Commission d'enquête sur le scandale des commandites - Les trous de mémoire compliquent la tâche du juge Gomery

Ottawa — Les trous de mémoire qui frappent de nombreux témoins à la commission Gomery rendront le travail de celle-ci plus difficile mais pas impossible, estime l'avocat Julius Grey.

Cette semaine, le commissaire John Gomery s'est montré irrité à de nombreuses reprises par les réponses évasives et les innombrables «je ne me souviens pas» du témoignage de Jean Lafleur, ancien président de Lafleur Communication, l'une des agences qui ont le plus profité du controversé programme fédéral de commandites.

Mardi, le juge a même lancé au publicitaire, pour la première fois depuis le début des travaux de la commission, en septembre dernier: «Je vous ordonne de répondre, même si vous avez des arguments.»

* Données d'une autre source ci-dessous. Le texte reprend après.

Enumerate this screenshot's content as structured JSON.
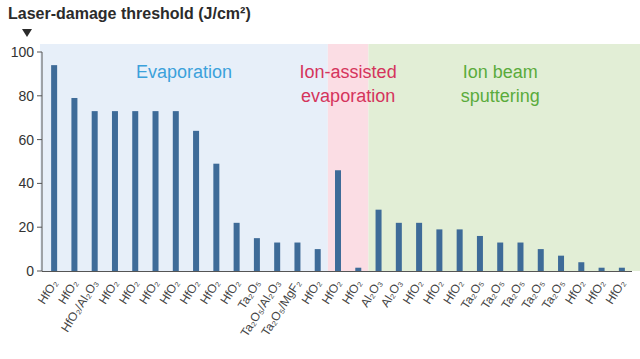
{
  "chart_data": {
    "type": "bar",
    "title": "Laser-damage threshold (J/cm²)",
    "categories": [
      "HfO₂",
      "HfO₂",
      "HfO₂/Al₂O₃",
      "HfO₂",
      "HfO₂",
      "HfO₂",
      "HfO₂",
      "HfO₂",
      "HfO₂",
      "HfO₂",
      "Ta₂O₅",
      "Ta₂O₅/Al₂O₃",
      "Ta₂O₅/MgF₂",
      "HfO₂",
      "HfO₂",
      "HfO₂",
      "Al₂O₃",
      "Al₂O₃",
      "HfO₂",
      "HfO₂",
      "HfO₂",
      "Ta₂O₅",
      "Ta₂O₅",
      "Ta₂O₅",
      "Ta₂O₅",
      "Ta₂O₅",
      "HfO₂",
      "HfO₂",
      "HfO₂"
    ],
    "values": [
      94,
      79,
      73,
      73,
      73,
      73,
      73,
      64,
      49,
      22,
      15,
      13,
      13,
      10,
      46,
      1.5,
      28,
      22,
      22,
      19,
      19,
      16,
      13,
      13,
      10,
      7,
      4,
      1.5,
      1.5
    ],
    "color": "#3e6b98",
    "ylim": [
      0,
      100
    ],
    "yticks": [
      0,
      20,
      40,
      60,
      80,
      100
    ],
    "grid": false,
    "annotations": [
      {
        "text": [
          "Evaporation"
        ],
        "from": 0,
        "to": 13,
        "color": "#e7eff9",
        "text_color": "#3ba1db"
      },
      {
        "text": [
          "Ion-assisted",
          "evaporation"
        ],
        "from": 14,
        "to": 15,
        "color": "#fbdde4",
        "text_color": "#d5345c"
      },
      {
        "text": [
          "Ion beam",
          "sputtering"
        ],
        "from": 16,
        "to": 28,
        "color": "#e2eed6",
        "text_color": "#5aab3c"
      }
    ]
  }
}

Mais M. Lafleur est loin d'être le premier témoin à répondre qu'il ne se souvient pas aux questions des procureurs et du juge de la commission. Presque tous ceux qui ont défilé devant le commissaire jusqu'ici ont recouru à cette réponse, notamment l'ex-ministre Alfonso Gagliano, l'ancien directeur du programme, Charles Guité, de même que d'ex-dirigeants de sociétés d'État.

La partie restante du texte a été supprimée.